Among the sectors most affected by COVID-19 and the subsequent economic fallout, exhibitions, trade fairs, and the wider event industry are trying to overcome new challenges while keeping optimistic about the future. In Monaco, two of the most prominent luxury and auto events have been cancelled this year due to coronavirus, Top Marques Monaco and the International Auto Show Monaco (SIAM). Manoj Bairstow, co-founder of Top Marques Monaco, Salim Zeghdar, its current CEO, and Nicolas Hesse, director of Monaco SIAM, shared their thoughts on this unprecedented crisis and the future of their business.

It seems the expo industry will have to wait a few more weeks. While many sectors have been able to restart their activity normally since the end of the lockdown, the trade shows and exhibitions will only be able to get back to normal from September onwards. Such a delay will seriously damage the economy of a concerned sector, even if its stakeholders prefer to remain optimistic about the future.

“The coronavirus crisis has reshuffled the deck for many, in particular the events and trade fair organisation sector, one of the most affected industries,” admits Nicolas Hesse, owner of Monaco SIAM. “To revive the economy, we will have to adapt on a health-orientated level, while rethinking what we offer, taking into account the serious economic crisis that our customers, exhibitors and visitors are all also suffering from.

“We need to get back to basics, with adapted offers and rates and more than ever surprise our visitors with innovative steps in how we organise,” he continues. “In return, and in their own interest, exhibitors will also have to play the game and present even higher quality content with new products to attract even more visitors. We can’t forget that trade shows are a great tool for communication, marketing and sales, and that in this period of social distancing, they remain a more favourable way to meet customers and discover new prospects.”

They (brands) prefer to sell their cars on social networks

SIAM 2020 did take place this year but had a sharp drop in visitors due to the Covid-19 crisis.

Salim Zeghdar, owner of Top Marques, shared his thoughts, not failing to underline the rise of social networks and the internet’s role in marketing strategies of manufacturers. “We are trying to think about new directions and new models.
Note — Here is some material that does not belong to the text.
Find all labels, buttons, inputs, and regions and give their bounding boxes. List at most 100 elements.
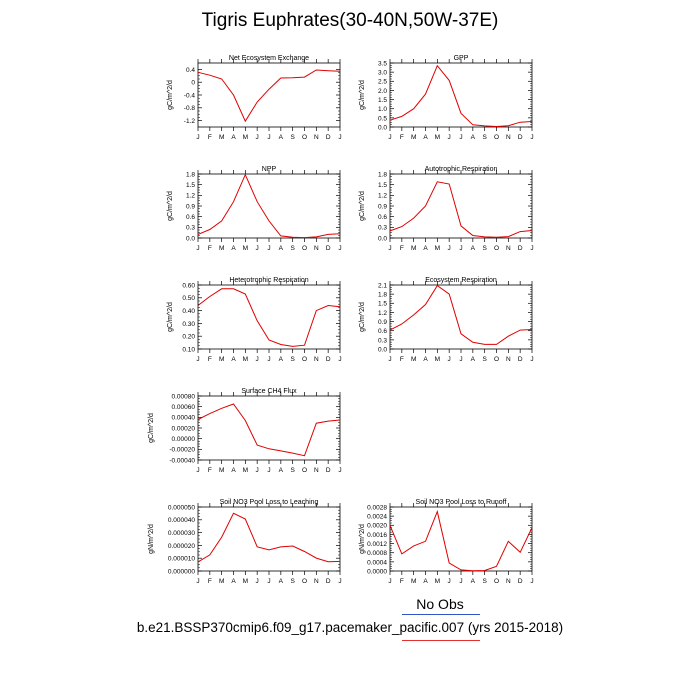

In general, trade shows are declining, as manufacturers are less likely to renew their presence [at them]. The Paris Motor Show is facing serious financial difficulties. In Geneva, many brands no longer showcase. They prefer to sell their cars on social networks. It’s a new way of selling. Global launches or vehicle orders are nowadays made on the internet.”

Could these new methods eventually lead to the disappearance of car shows altogether? “The car shows that will survive are, in my opinion, the ones that will be able to reinvent themselves,” says Salim Zeghdar. “For our part, we have rethought Top Marques Monaco show by focusing on supercars and hypercars. This allows visitors to preview the world’s supercars and hypercars and their new technologies. The advantage of being in Monaco is that there is a large number of car collectors and enthusiasts, so we are not too worried about next year. All the manufacturers have confirmed their presence next year. We hope that by then, the situation will have evolved favourably.”

Monaco will always be an attractive venue for sponsors and exhibitors

While the Geneva Motor Show and the Paris Motor Show are going through a difficult period that could lead to their disappearance in the short or medium term, Monaco, for its part, should not be too affected by the crisis in the future.

“Monaco will always be an attractive venue for sponsors and exhibitors, due to its unique character, location, climate and economic situation,” said Manoj Bairstow, co-founder of Top Marques Monaco. “I am very confident that all major events in Monaco will run smoothly. And if they don’t survive, I think it would be more along the lines of internal consequences amplified by Covid-19. I am very positive, and I believe that in both the medium and long term, there will not be a significant impact. A perfect example is the financial crisis of 2008, which was much longer and probably more financially damaging in general. Monaco escaped unscathed.”

Despite a contrasting balance sheet for 2020, optimism seems to be the order of the day. “Even though SIAM 2020 still went ahead, we suffered from 25% of our exhibitors cancelling last minute, including all events, and there was a 70% drop in the number of visitors, even though the show was most successful in terms of format and content,” admits Nicolas Hesse. “Visitors were scared and didn’t come. I think it will be difficult for Paris and Geneva to recover because their own crises (drop in attendance and a drop in the number of exhibitors) started before Covid-19. For me, SIAM has a great chance to develop in the coming years, because the format appeals and corresponds to a real demand from exhibitors and visitors. However, faced with the challenges of this unprecedented crisis, Monaco would replicate its chances of having an unmissable motor show if the various Monegasque trade fairs were to join forces and become allies rather than competitors.”